He’s Aliiiiiive!

It didn’t take long for the conspiracy theorists to pop up all over the Internet and proclaim Michael Jackson’s death a hoax.

Several websites have been launched to track the whereabouts of the King of Pop.  The themes are all the same: he’s not really dead, a lookalike was planted at the hospital to throw off the masses and the real MJ is living “happier than ever” in some tropical paradise.

How sad!  This is how ill equipped some people are to deal with the reality that death happens, even to icons.  I vaguely remember an Internet-less version of this phenomenon after Elvis died, too, and I’m sure there was some chatter about John Lennon surviving his wounds and jetting off to get away from fans, to live out his life feasting on coconuts and fashioning a crude island hut out of woven banana leaves.
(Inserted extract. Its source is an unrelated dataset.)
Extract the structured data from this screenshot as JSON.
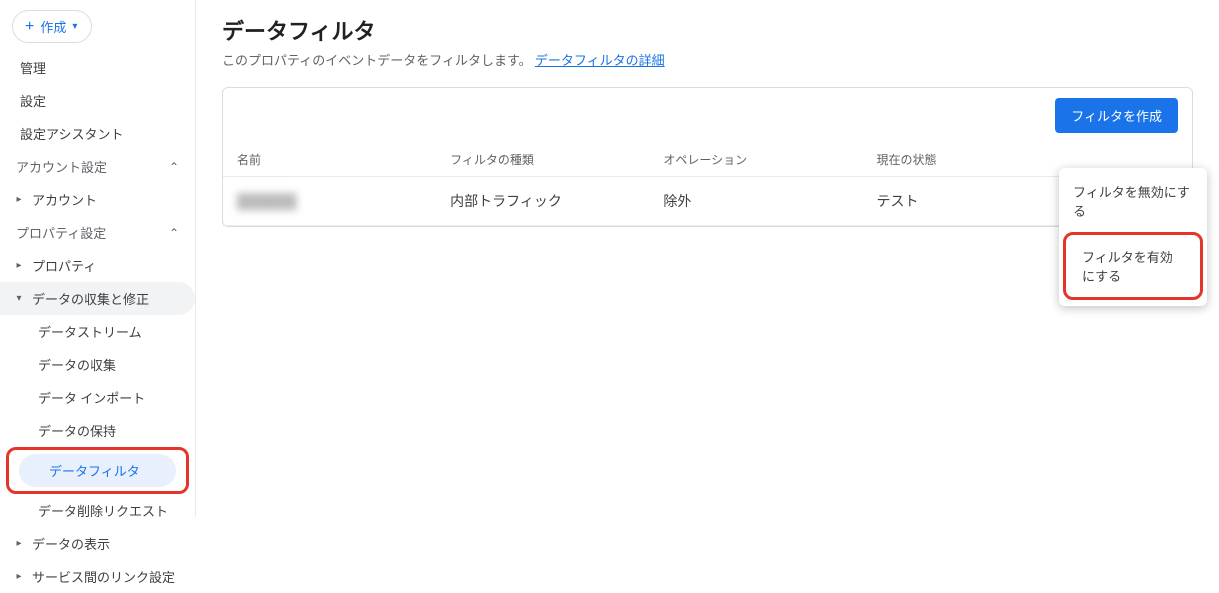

One amazing MJ theory declares that the President of Iran had him killed to distract the world from the political protests going on in that country.  Another claims to know that a stand-in has been in place for years and Jackson himself has been living in parts unknown and “finally, truly happy”.  These are the same folks who think the moon landing was faked on a movie set in the desert and the government is poisoning our water to keep us docile and uncomplaining.  (That’s not really working, wouldn’t you say?)  We may not be able to say much for certain about Michael Jackson – the fallout from his death is already starting to debunk things we thought we knew – but one thing’s for sure: The King of Pop is dead.